Colin frowned. "How could it not be--"

Ishiwaka darted a glance toward the Davieses, caught Colin's elbow and towed him a few meters away.

"Tell me," Ishiwaka said, frowning the same frown he'd had when he took Colin implacably through his projections for the first time, years ago. "I was told--is it true that Davies was speaking to you while the drop didn't open?"

Colin stared down at the pavement and nodded. "He insisted on telling me everything he could, while he could."

"About events during the embargoed period?"

Colin looked up at the urgency of Ishiwaka's voice and saw something unfamiliar on his face. It looked like hope; it looked like Colin had felt, when Michael told him Polly was alive.

"Don't you see," Ishiwaka said. "That means information escaped the embargoed period, Colin. If the drop had opened on time he'd have been rushed into medical care, and he might still not have survived. The information wouldn't have made it out to us.

"You never consulted me about what I projected would happen to you if you attempted this retrieval--"

Colin looked away. Of course he hadn't; Ishiwaka would have told him it was futile.

"No, listen to me, I would have told you that if you attempted it, if you succeeded in making contact with any of them, you would also be trapped or killed."

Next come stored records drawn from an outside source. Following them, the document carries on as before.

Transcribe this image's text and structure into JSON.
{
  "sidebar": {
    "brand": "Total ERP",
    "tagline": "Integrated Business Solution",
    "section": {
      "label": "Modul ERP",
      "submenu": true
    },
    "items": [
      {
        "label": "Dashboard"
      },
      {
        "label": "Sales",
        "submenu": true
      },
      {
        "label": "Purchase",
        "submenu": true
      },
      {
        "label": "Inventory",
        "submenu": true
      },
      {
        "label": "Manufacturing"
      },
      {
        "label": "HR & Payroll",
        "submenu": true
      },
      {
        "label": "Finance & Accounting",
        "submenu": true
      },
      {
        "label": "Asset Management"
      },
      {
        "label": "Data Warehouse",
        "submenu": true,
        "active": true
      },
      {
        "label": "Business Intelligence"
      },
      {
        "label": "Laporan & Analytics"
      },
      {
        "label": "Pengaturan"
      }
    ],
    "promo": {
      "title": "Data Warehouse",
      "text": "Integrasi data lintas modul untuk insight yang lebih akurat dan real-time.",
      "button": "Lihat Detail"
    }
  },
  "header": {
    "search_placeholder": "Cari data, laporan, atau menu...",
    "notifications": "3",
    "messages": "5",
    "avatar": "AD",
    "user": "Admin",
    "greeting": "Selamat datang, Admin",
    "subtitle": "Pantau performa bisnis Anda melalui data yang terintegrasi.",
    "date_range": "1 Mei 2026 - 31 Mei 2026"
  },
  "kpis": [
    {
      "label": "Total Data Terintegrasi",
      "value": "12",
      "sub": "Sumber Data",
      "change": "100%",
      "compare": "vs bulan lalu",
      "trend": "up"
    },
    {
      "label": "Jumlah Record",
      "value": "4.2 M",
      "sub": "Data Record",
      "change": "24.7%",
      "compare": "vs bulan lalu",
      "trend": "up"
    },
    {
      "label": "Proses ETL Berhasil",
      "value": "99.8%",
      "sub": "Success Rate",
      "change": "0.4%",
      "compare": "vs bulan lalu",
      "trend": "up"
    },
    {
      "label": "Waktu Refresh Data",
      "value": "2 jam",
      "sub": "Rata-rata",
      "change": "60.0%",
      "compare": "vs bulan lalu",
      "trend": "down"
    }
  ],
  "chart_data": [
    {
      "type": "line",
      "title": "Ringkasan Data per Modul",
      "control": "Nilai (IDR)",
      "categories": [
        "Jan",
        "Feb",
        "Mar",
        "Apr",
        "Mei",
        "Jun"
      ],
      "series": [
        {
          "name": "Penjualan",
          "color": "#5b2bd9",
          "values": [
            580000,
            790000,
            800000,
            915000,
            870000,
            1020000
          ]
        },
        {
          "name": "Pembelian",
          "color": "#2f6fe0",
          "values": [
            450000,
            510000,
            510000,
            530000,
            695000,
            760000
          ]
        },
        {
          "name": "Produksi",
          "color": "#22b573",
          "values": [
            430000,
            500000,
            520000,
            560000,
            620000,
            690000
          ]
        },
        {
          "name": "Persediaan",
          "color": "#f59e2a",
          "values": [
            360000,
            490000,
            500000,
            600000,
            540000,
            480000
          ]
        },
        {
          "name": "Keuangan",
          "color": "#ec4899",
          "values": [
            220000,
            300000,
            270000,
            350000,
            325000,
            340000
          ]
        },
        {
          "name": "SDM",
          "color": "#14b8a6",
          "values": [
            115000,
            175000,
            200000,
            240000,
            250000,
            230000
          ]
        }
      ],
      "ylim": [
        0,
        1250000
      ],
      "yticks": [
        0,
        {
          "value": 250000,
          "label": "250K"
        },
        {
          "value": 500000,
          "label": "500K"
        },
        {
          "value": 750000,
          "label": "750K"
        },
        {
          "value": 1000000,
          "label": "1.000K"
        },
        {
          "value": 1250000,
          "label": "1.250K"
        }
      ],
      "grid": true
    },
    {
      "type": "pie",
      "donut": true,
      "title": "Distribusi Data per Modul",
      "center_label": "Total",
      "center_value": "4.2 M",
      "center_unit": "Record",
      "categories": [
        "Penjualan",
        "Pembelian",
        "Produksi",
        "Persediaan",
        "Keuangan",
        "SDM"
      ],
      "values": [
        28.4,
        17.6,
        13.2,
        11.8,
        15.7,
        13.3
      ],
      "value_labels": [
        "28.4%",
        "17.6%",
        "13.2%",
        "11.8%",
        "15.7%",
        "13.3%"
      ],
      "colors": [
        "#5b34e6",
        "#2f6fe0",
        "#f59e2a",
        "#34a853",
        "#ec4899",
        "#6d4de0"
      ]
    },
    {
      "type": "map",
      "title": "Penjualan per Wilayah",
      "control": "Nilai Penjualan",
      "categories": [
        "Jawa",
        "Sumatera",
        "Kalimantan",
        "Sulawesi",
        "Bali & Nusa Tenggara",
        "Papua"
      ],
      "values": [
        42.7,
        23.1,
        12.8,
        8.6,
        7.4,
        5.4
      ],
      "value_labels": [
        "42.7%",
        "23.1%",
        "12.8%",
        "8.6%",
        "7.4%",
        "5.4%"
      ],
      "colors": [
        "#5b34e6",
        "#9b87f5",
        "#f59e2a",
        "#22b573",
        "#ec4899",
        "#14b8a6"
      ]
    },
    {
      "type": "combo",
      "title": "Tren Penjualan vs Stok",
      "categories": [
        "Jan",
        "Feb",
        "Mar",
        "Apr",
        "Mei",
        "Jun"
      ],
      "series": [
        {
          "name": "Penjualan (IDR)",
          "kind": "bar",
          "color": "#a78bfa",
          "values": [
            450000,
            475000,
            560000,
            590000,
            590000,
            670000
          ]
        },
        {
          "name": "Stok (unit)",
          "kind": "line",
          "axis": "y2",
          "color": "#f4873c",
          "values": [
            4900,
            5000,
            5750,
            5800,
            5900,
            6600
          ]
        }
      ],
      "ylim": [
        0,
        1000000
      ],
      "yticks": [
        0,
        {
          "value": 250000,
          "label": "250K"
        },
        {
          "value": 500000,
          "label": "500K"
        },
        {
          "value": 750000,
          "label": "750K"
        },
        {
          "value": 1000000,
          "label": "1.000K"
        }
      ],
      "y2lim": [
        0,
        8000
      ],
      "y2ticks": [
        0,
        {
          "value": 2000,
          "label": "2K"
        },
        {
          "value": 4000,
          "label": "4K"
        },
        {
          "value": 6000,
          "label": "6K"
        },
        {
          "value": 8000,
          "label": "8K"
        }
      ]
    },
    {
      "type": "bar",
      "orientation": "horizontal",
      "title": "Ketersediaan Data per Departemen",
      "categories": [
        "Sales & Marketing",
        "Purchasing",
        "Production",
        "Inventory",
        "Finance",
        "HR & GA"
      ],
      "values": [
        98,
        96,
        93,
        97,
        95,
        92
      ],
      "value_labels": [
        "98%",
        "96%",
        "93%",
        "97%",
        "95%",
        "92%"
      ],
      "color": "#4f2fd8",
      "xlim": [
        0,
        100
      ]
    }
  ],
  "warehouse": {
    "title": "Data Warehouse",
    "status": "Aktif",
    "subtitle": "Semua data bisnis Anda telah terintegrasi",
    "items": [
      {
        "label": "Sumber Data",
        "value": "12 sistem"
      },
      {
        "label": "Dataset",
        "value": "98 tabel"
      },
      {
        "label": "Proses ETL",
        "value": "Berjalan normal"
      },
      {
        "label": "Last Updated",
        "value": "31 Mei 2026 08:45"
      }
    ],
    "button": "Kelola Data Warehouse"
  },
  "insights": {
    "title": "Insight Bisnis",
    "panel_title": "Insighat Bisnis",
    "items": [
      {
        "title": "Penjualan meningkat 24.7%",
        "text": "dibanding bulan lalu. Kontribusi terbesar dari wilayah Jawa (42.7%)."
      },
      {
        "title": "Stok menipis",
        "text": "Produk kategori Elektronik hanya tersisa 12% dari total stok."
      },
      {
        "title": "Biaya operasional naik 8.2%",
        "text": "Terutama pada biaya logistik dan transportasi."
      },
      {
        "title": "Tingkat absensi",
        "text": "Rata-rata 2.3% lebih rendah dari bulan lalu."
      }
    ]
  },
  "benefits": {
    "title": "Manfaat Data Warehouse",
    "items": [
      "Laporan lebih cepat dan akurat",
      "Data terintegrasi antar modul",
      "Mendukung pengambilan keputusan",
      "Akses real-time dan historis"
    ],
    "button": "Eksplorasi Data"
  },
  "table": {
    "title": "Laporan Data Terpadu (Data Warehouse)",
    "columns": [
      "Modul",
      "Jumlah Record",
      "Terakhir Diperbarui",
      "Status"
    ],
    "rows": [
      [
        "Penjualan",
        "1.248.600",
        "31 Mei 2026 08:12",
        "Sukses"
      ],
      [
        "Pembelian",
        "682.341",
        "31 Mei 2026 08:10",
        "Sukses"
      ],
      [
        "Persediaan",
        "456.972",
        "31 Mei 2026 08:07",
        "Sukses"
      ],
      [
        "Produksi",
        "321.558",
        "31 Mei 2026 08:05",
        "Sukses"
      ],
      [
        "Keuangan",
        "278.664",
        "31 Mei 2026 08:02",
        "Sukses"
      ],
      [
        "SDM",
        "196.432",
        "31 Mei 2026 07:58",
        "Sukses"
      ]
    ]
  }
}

Colin looked back sharply.

"That's what the theory calls for," Ishiwaka said, shaking Colin slightly by his grip on Colin's elbow. "Not Davies being able to speak to you, not you making it back safely. Don't you see, Colin? This is entirely new data. I don't know what it means. I don't know."

Colin opened and closed his mouth a couple of times. He had the sudden, slightly surreal feeling he'd gotten a few times before when returning from a drop. Everything was sharp-edged and beautiful in light of the knowledge of being at the leading edge of time, of stepping out of the confines of history. He didn't know what would happen next. He could change everything.

He was grinning, but his vision was blurring with tears again. Ishiwaka looked a little concerned and offered a handkerchief, but Colin shook his head as he took it, fighting down his smile enough to say, "I'm going back for Polly. I know where she is. If you--if this is--maybe I can get to her. Maybe I can bring her home."

Ishiwaka nodded, looking delighted, like he understood exactly how Colin felt. "Anything is possible."